Straight Getting Married to one of Twins girl

You need to work on your sense of humor. Chicks dig a guy with a self-effacing sense of humor.

You’re interacting with a relatively young and perhaps naive person from a different society with different standards of humor who doesn’t have a perfect command of English and is unfamiliar with this board’s culture. Lecturing him about humor isn’t going to be very effective. Indeed, if you want to avoid misunderstanding, it’s probably advisable to lay off the jokes.

Do try not to get distracted by every bit of nonsense.

kiranlove, only out of curiosity, why did you choose to ask advice on this message board, specifically?

There are many smart people on this board, but very few of them know much about Indian culture, and almost none have any experience with arranged marriage. Almost everyone here is from the United States or Europe, so everyone here thinks that it is important to get to know your soon-to-be wife (since it would be very unusual here to marry someone you weren’t already extremely close to). Also in these countries, it would be considered strange if someone was concerned about his wife being a twin. It’s just not something we worry about. So, most people here are going to give you similar advice.

Good luck!

I think you’d be surprised to discover how many of the board’s denizens are Indian (though to be fair most of us are non-resident Indians or just “Indian by descent.”)

It really doesn’t work like that, in my experience. Here is my experience with twins, and admittedly I’ve never dated them, but I’ve been friends with a few sets.

After a few years, *they don’t even look alike to you anymore. * You have gotten to know them so well they look different, they have different personalities, and you can tell them apart in a second. So quick, as a matter of fact, you begin to have trouble understanding why other people can’t.

You may find your love’s twin physically attractive, but then again you may not. There may be just enough differences - and even identical twins can have different facial markings, scars, acne, etc. - and after all your wife is the one you love.

Now what I can see is you feeling either a) extra protective over the twin or b) a little jealous of the twin.

I agree. Once you are in a close relationship of ant kind with a twin, the other one is just like any other sibling.

I’m curious to have a verified Indian TM validate the turns of phrase kiranlove is using.

“How about kids?”
“Am not super hero”
“ignore that shit”

…just don’t seem like how an average Indian with a 75% grasp on English would speak.

I talk to Gujaratis on a regular basis, and have lived with a Gujarati with really basic English skills for a significant amount of time, and kiranlove doesn’t seem to use the English language in the same way.

I’m sure someone is going to blast me for assuming that there is a standard way for 1.2 billion people to misspeak a second language, but I’m not sure how else to express it.

This is exactly what I was hoping for. The phrasing has seemed off to me from the beginning.

What the hell do I know but “am not super hero” sounds exactly legitimate to me. And people in India use the word “shit” a distressing amount of time. Shit, shit, shit!

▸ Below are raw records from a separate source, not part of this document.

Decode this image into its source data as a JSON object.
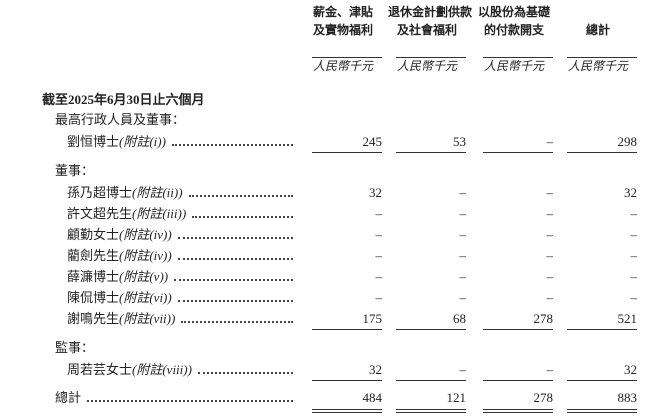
{
  "header": {
    "columns": [
      {
        "lines": [
          "薪金、津貼",
          "及實物福利"
        ],
        "unit": "人民幣千元"
      },
      {
        "lines": [
          "退休金計劃供款",
          "及社會福利"
        ],
        "unit": "人民幣千元"
      },
      {
        "lines": [
          "以股份為基礎",
          "的付款開支"
        ],
        "unit": "人民幣千元"
      },
      {
        "lines": [
          "總計"
        ],
        "unit": "人民幣千元"
      }
    ]
  },
  "period": "截至2025年6月30日止六個月",
  "groups": [
    {
      "label": "最高行政人員及董事：",
      "rows": [
        {
          "name": "劉恒博士",
          "note": "(附註(i))",
          "values": [
            "245",
            "53",
            "–",
            "298"
          ]
        }
      ]
    },
    {
      "label": "董事：",
      "rows": [
        {
          "name": "孫乃超博士",
          "note": "(附註(ii))",
          "values": [
            "32",
            "–",
            "–",
            "32"
          ]
        },
        {
          "name": "許文超先生",
          "note": "(附註(iii))",
          "values": [
            "–",
            "–",
            "–",
            "–"
          ]
        },
        {
          "name": "顧勤女士",
          "note": "(附註(iv))",
          "values": [
            "–",
            "–",
            "–",
            "–"
          ]
        },
        {
          "name": "藺劍先生",
          "note": "(附註(iv))",
          "values": [
            "–",
            "–",
            "–",
            "–"
          ]
        },
        {
          "name": "薛濂博士",
          "note": "(附註(v))",
          "values": [
            "–",
            "–",
            "–",
            "–"
          ]
        },
        {
          "name": "陳侃博士",
          "note": "(附註(vi))",
          "values": [
            "–",
            "–",
            "–",
            "–"
          ]
        },
        {
          "name": "謝鳴先生",
          "note": "(附註(vii))",
          "values": [
            "175",
            "68",
            "278",
            "521"
          ]
        }
      ]
    },
    {
      "label": "監事：",
      "rows": [
        {
          "name": "周若芸女士",
          "note": "(附註(viii))",
          "values": [
            "32",
            "–",
            "–",
            "32"
          ]
        }
      ]
    }
  ],
  "total": {
    "label": "總計",
    "values": [
      "484",
      "121",
      "278",
      "883"
    ]
  }
}
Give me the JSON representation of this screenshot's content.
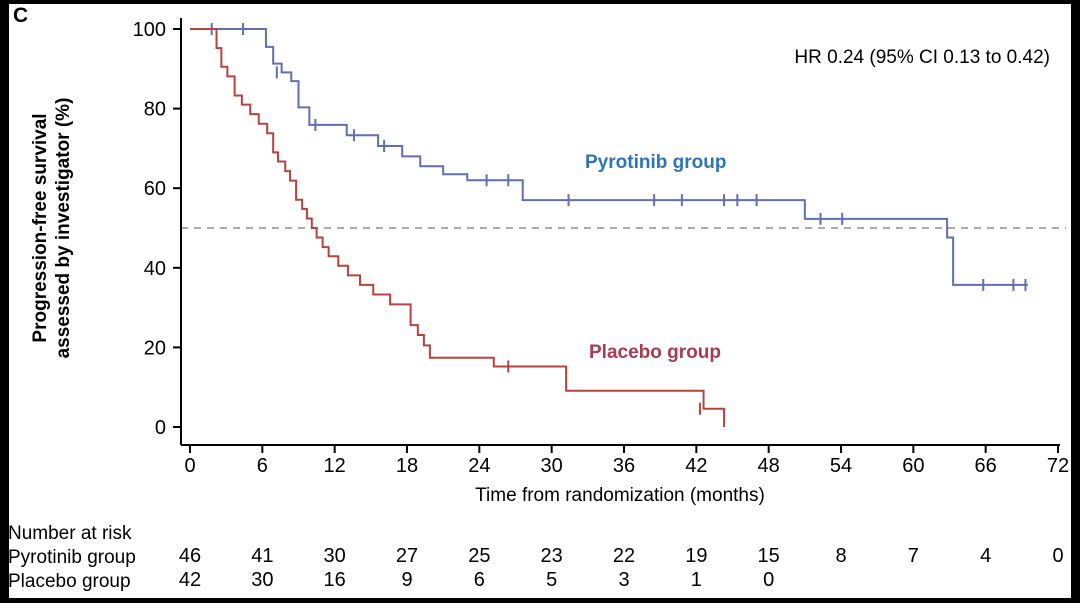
{
  "panel_label": "C",
  "chart_data": {
    "type": "line",
    "subtype": "kaplan-meier-step",
    "title": "",
    "xlabel": "Time from randomization (months)",
    "ylabel": "Progression-free survival assessed by investigator (%)",
    "ylabel_lines": [
      "Progression-free survival",
      "assessed by investigator (%)"
    ],
    "xlim": [
      0,
      72
    ],
    "ylim": [
      0,
      100
    ],
    "x_ticks": [
      0,
      6,
      12,
      18,
      24,
      30,
      36,
      42,
      48,
      54,
      60,
      66,
      72
    ],
    "y_ticks": [
      0,
      20,
      40,
      60,
      80,
      100
    ],
    "grid": false,
    "legend_position": "inline-labels",
    "reference_line": {
      "y": 50,
      "style": "dashed",
      "color": "#909090"
    },
    "annotation": "HR 0.24 (95% CI 0.13 to 0.42)",
    "series": [
      {
        "name": "Pyrotinib group",
        "color": "#5e6fb3",
        "label_color": "#2e74b6",
        "steps": [
          [
            0,
            100
          ],
          [
            6.3,
            95.5
          ],
          [
            6.9,
            91.3
          ],
          [
            7.6,
            89.1
          ],
          [
            8.4,
            86.9
          ],
          [
            9.0,
            80.3
          ],
          [
            9.9,
            75.9
          ],
          [
            13.0,
            73.3
          ],
          [
            15.6,
            70.6
          ],
          [
            17.6,
            68.0
          ],
          [
            19.1,
            65.5
          ],
          [
            21.0,
            63.5
          ],
          [
            23.0,
            62.0
          ],
          [
            27.6,
            57.0
          ],
          [
            51.0,
            52.3
          ],
          [
            62.8,
            47.6
          ],
          [
            63.3,
            35.7
          ],
          [
            69.5,
            35.7
          ]
        ],
        "censors": [
          [
            1.8,
            100
          ],
          [
            4.4,
            100
          ],
          [
            7.2,
            89.1
          ],
          [
            10.4,
            75.9
          ],
          [
            13.6,
            73.3
          ],
          [
            16.1,
            70.6
          ],
          [
            24.6,
            62.0
          ],
          [
            26.4,
            62.0
          ],
          [
            31.4,
            57.0
          ],
          [
            38.5,
            57.0
          ],
          [
            40.8,
            57.0
          ],
          [
            44.3,
            57.0
          ],
          [
            45.4,
            57.0
          ],
          [
            47.0,
            57.0
          ],
          [
            52.3,
            52.3
          ],
          [
            54.1,
            52.3
          ],
          [
            65.8,
            35.7
          ],
          [
            68.3,
            35.7
          ],
          [
            69.3,
            35.7
          ]
        ]
      },
      {
        "name": "Placebo group",
        "color": "#b5443f",
        "label_color": "#a93a52",
        "steps": [
          [
            0,
            100
          ],
          [
            2.2,
            95.2
          ],
          [
            2.6,
            90.5
          ],
          [
            3.1,
            88.1
          ],
          [
            3.7,
            83.3
          ],
          [
            4.3,
            81.0
          ],
          [
            5.0,
            78.6
          ],
          [
            5.7,
            76.2
          ],
          [
            6.4,
            73.8
          ],
          [
            6.9,
            69.0
          ],
          [
            7.3,
            66.7
          ],
          [
            7.9,
            64.3
          ],
          [
            8.3,
            61.9
          ],
          [
            8.8,
            57.1
          ],
          [
            9.3,
            54.8
          ],
          [
            9.7,
            52.4
          ],
          [
            10.1,
            50.0
          ],
          [
            10.5,
            47.6
          ],
          [
            11.0,
            45.2
          ],
          [
            11.5,
            42.9
          ],
          [
            12.3,
            40.5
          ],
          [
            13.1,
            38.1
          ],
          [
            14.1,
            35.7
          ],
          [
            15.2,
            33.3
          ],
          [
            16.6,
            30.8
          ],
          [
            18.3,
            25.6
          ],
          [
            18.9,
            23.1
          ],
          [
            19.4,
            20.5
          ],
          [
            19.9,
            17.4
          ],
          [
            25.2,
            15.2
          ],
          [
            31.2,
            9.1
          ],
          [
            42.6,
            4.6
          ],
          [
            44.3,
            0
          ]
        ],
        "censors": [
          [
            26.4,
            15.2
          ],
          [
            42.3,
            4.6
          ]
        ]
      }
    ]
  },
  "risk_table": {
    "title": "Number at risk",
    "times": [
      0,
      6,
      12,
      18,
      24,
      30,
      36,
      42,
      48,
      54,
      60,
      66,
      72
    ],
    "rows": [
      {
        "label": "Pyrotinib group",
        "counts": [
          46,
          41,
          30,
          27,
          25,
          23,
          22,
          19,
          15,
          8,
          7,
          4,
          0
        ]
      },
      {
        "label": "Placebo group",
        "counts": [
          42,
          30,
          16,
          9,
          6,
          5,
          3,
          1,
          0
        ]
      }
    ]
  }
}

It’s crazy - they use it everywhere.

It doesn’t sound off to me.

There’s nothing off to me either.

Understand that not only are there 1.2 billion Indians but that they are immensely diverse.

English will be spoken extremely differently by people from different linguistic backgrounds and different kinds of education.

Members of my own family don’t speak English the same way. Some sound like Oxford dons. Some rely heavily on things they’ve heard in pop culture. Some translate phrases from another language.

You totally brought back a memory of the Gujarati I lived with (RE: shit)! I had forgotten about that. He used it as a standard response to almost anything said to him.
We also worked in the same office, and I remember him having an embarrassing conversation with a superior about the overuse of that word. The superior blamed me for using it too much at home, and assumed the Indian guy had picked it up from me.

He used it 100% as an exclamation though, never as an adjective or noun like kiranlove.

Yeah, my (non indian) SO was really startled when we were watching a Bollywood romance and, when the guy realizes he’s in love, exclaims, “Shit! I love her!” I had to stop and explain that’s just what they say! My cousins say “Shit!” all the time, right in front of their moms, and it’s not really considered that ‘bad’ of a word. It just means like “Hot damn!” or one of the other silly things we say.

When I was a kid growing up in American culture, only “bad kids” cussed. I was shocked to hear my Indian cousins say shit and damn.

You really think everything posted in every thread, everywhere, is directed exclusively at the OP of each thread? That’s not been my experience at all.

Is that what’s happening here? Or was I responding to a post quoting a specific person and addressing him as “you”?

Huh? It is often the case that posters in threads make comments (frequently quite humorous, though I’m not going to make any claims for my personal comedic ability) directed more at other members of the posting community than at the OP.

Yeah, sure. And it’s also common for posters to directly respond to someone. One of the clues that this might be going on is to quote someone and then begin your response with the word “you.”

Well, I’ll let you be Captain Obvious if I can be your first mate. :slight_smile:

yeah. You guys not aware our culture, society. i See most of them are going down******** but this is not in practice here. We are traditional and good sense humor.